Hice rodar el cochecito de bebé por el camino del parque, mirando al bebé que dormía en él. Sólo tenía tres meses. Yo había sido su padre durante tres meses, y mi mujer llevaba tres meses fuera. El parto fue duro, ella no sobrevivió. Y los médicos se habían reído durante semanas antes y habían dicho: “No pasa nada, todo el mundo da a luz, tú también lo harás”. Ahora era doloroso recordar ese momento. Todos los planes que habíamos hecho, nuestro futuro feliz, se habían esfumado, y me quedé sola con un bebé de tres meses. Mis padres y mi suegra se esforzaron por ayudar, pero todavía no están en edad de sentarse en la jubilación y no hacer nada, porque yo soy la que está de baja por paternidad y todos ellos trabajan, ayudando más económicamente. Y parece que tengo suficiente dinero, he encontrado un trabajo a tiempo parcial desde casa: tramito solicitudes en una tienda online, y no está mal. Pero realmente echo de menos la comunicación y el apoyo moral. Y por eso salgo a pasear más a menudo. Siempre hay un montón de madres jóvenes por aquí, también hay niños mayores paseando después del colegio, y la gente mayor siempre está paseando.

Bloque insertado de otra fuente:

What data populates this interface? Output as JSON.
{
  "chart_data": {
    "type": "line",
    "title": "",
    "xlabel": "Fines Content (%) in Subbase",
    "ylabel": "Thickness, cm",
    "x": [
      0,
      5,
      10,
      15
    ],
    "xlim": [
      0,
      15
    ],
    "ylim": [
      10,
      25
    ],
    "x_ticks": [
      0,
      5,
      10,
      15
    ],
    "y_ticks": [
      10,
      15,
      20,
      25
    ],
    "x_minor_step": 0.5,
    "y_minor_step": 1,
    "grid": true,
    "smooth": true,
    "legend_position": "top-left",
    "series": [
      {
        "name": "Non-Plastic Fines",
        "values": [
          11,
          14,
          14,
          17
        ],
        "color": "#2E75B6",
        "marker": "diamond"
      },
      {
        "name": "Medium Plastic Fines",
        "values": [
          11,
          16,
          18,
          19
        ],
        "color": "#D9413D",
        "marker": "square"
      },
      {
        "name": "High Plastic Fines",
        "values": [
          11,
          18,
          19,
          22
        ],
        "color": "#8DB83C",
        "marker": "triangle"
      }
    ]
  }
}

– Ben -mi tocayo, Ben- me saludó desde lejos, saltando del banco donde estaba sentado y dando de comer pan a las palomas.

Salí al parque principalmente por este hombre. Nos conocimos hace un mes. Estaba tan estúpidamente confundida, el bebé estaba llorando, el chupete se cayó y no lo encontraba en un montón de mantas, incluso se me cayó el biberón con la leche de fórmula y se derramó todo… y este amable hombre saltó hacia mí y me ayudó a recoger todo y a calmar al bebé. Después fuimos a dar un paseo los tres. Hablé con el anciano y descubrí que era un hombre solitario como yo. Él mismo tuvo una familia hace mucho tiempo, pero su mujer y sus dos hijos murieron en un incendio ocurrido en los años ochenta. Todavía los echa de menos, no puede construir una nueva vida y es viejo, pero sale al parque, igual que yo, para tener compañía.

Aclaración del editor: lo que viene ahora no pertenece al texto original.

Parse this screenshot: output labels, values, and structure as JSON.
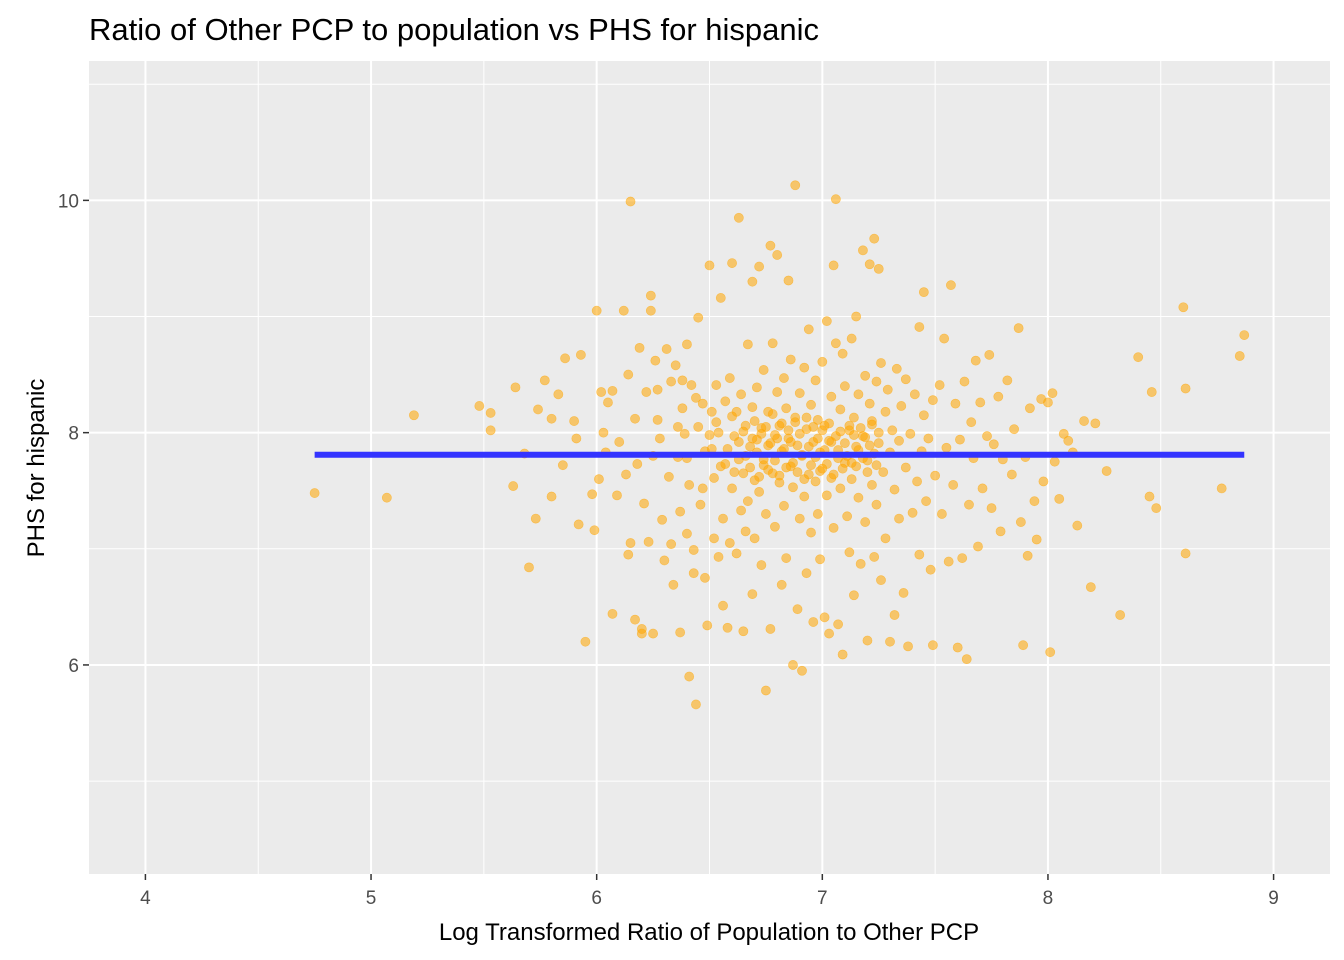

– ¿Cómo está el niño? – Preguntó el abuelo, con cariño, mirando hacia el cochecito del bebé. – Qué lindo dormilón, ¿no durmió mucho anoche? Y tu papá tampoco durmió, por lo que veo…

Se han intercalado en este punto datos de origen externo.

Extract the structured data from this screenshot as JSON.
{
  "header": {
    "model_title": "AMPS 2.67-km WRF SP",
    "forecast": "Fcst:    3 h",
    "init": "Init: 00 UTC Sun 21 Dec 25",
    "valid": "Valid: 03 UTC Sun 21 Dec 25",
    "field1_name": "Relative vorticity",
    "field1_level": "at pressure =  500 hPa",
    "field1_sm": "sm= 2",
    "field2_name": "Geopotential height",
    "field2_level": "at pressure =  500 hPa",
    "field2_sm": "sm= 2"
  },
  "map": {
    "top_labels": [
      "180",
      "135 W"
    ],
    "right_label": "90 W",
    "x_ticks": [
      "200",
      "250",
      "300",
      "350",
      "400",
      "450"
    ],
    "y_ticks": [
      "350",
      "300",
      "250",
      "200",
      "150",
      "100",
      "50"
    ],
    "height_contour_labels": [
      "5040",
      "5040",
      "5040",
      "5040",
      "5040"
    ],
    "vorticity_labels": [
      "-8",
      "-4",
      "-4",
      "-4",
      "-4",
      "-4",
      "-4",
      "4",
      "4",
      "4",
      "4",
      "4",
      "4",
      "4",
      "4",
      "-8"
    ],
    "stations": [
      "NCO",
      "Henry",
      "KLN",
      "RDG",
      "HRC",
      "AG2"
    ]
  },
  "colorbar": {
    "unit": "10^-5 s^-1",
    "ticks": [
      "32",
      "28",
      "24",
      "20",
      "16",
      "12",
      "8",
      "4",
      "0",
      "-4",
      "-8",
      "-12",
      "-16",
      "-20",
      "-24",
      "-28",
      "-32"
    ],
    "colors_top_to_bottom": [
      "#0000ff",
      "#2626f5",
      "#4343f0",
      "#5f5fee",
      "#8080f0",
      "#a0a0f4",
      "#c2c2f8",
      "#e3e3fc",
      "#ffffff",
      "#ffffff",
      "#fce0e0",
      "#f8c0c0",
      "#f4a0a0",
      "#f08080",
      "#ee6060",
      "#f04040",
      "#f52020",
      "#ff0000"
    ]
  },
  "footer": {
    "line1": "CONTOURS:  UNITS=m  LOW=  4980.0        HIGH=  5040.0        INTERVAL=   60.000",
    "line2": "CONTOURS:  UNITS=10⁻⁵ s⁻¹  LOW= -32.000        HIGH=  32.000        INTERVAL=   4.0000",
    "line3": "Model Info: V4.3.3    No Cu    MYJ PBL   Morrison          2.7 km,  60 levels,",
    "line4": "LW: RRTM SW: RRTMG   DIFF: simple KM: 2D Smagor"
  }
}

Me reí, asintiendo en señal de confirmación.

– Acabo de ponerlo a dormir en una cama y quiere volver histérico.
– Y tratas de no arrullarlo, meciéndolo, y sólo lo envuelves en una manta caliente y caminas tranquilamente por la habitación con él. No hay que acostumbrarlo a mecerse, o tendrás que mecer la cama todo el tiempo.

Asentí con la cabeza, haciéndole saber que tendría en cuenta el consejo y que definitivamente lo intentaría. Y seguimos caminando por el parque.

– ¿Qué tal estás? ¿Cómo están tus rodillas? – tradicionalmente comencé a preguntarme por la salud del abuelo.
– Oh, como siempre: crujen, duelen, y pueden decir mejor que cualquier pronóstico si va a llover o no…

A menudo siento que no tengo cerca a una persona cercana a la que pueda confiar todo y que me ayude a ser un buen y correcto padre, tampoco tengo un buen amigo, pero Ben ha irrumpido sin querer en mi vida y en la de mi hijo, y ahora ya no me siento tan solo. Por eso me encantan los paseos por el parque y los conocidos inesperados: puedes conocer accidentalmente a un amigo, como si no estuvieras buscando a nadie.